I end this section with a quote from Terrence Tao’s blog post, titled There’s more to mathematics than rigour and proofs:
One can roughly divide mathematical education into three stages:
- The “pre-rigorous” stage, in which mathematics is taught in an informal, intuitive manner, based on examples, fuzzy notions, and hand-waving. (For instance, calculus is usually first introduced in terms of slopes, areas, rates of change, and so forth.) The emphasis is more on computation than on theory. This stage generally lasts until the early undergraduate years.
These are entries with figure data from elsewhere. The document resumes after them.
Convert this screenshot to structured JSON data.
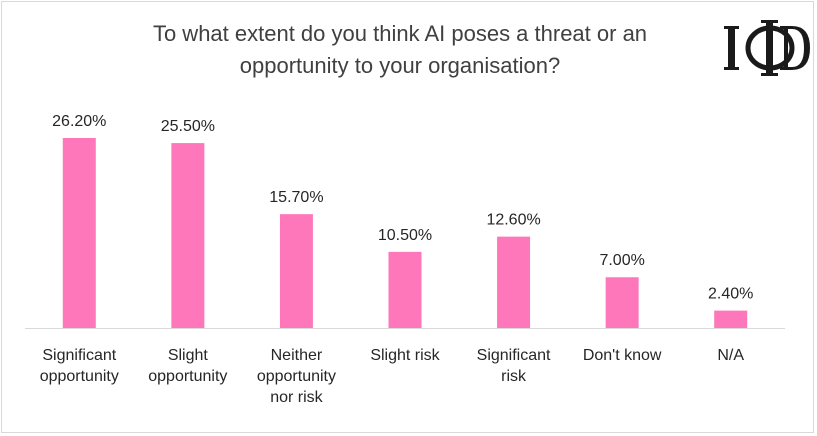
{
  "chart_data": {
    "type": "bar",
    "title": "To what extent do you think AI poses a threat or an opportunity to your organisation?",
    "categories": [
      "Significant opportunity",
      "Slight opportunity",
      "Neither opportunity nor risk",
      "Slight risk",
      "Significant risk",
      "Don't know",
      "N/A"
    ],
    "values": [
      26.2,
      25.5,
      15.7,
      10.5,
      12.6,
      7.0,
      2.4
    ],
    "data_labels": [
      "26.20%",
      "25.50%",
      "15.70%",
      "10.50%",
      "12.60%",
      "7.00%",
      "2.40%"
    ],
    "xlabel": "",
    "ylabel": "",
    "ylim": [
      0,
      26.2
    ],
    "grid": false,
    "legend": "none",
    "bar_color": "#ff77bb",
    "axis_color": "#d9d9d9"
  },
  "logo": {
    "text": "IoD",
    "color": "#1a1a1a"
  },
  "labels_display": [
    "Significant\nopportunity",
    "Slight\nopportunity",
    "Neither\nopportunity\nnor risk",
    "Slight risk",
    "Significant\nrisk",
    "Don't know",
    "N/A"
  ],
  "title_display": "To what extent do you think AI poses a threat or an\nopportunity to your organisation?"
}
- The “rigorous” stage, in which one is now taught that in order to do maths “properly”, one needs to work and think in a much more precise and formal manner (e.g. re-doing calculus by using epsilons and deltas all over the place). The emphasis is now primarily on theory; and one is expected to be able to comfortably manipulate abstract mathematical objects without focusing too much on what such objects actually “mean”. This stage usually occupies the later undergraduate and early graduate years.
- The “post-rigorous” stage, in which one has grown comfortable with all the rigorous foundations of one’s chosen field, and is now ready to revisit and refine one’s pre-rigorous intuition on the subject, but this time with the intuition solidly buttressed by rigorous theory. (For instance, in this stage one would be able to quickly and accurately perform computations in vector calculus by using analogies with scalar calculus, or informal and semi-rigorous use of infinitesimals, big-O notation, and so forth, and be able to convert all such calculations into a rigorous argument whenever required.) The emphasis is now on applications, intuition, and the “big picture”. This stage usually occupies the late graduate years and beyond.
The transition from the first stage to the second is well known to be rather traumatic, with the dreaded “proof-type questions” being the bane of many a maths undergraduate. (See also “There’s more to maths than grades and exams and methods“.) But the transition from the second to the third is equally important, and should not be forgotten.
Will I ever use this in my job?
This is the trickiest question to answer, because the short answer is almost no. I would be willing to make an uneducated guess that almost 90% of working software engineers do not actually use proofs for their jobs. Most of them do not need to understand logic. Most of them do not need to prove their programs are correct. And this might be a reason why one might choose to ignore half of this module’s content. (Noting that knowing graphs, combinatorics and probability are still useful for a lot of engineers)
The longer answer is that not knowing the concepts (especially the first half) will almost definitely be to your detriment for the higher level topics. Especially algorithms, databases, and so on. In terms of the long term benefits when it comes to picking up other concepts in computer science, this is where it all begins.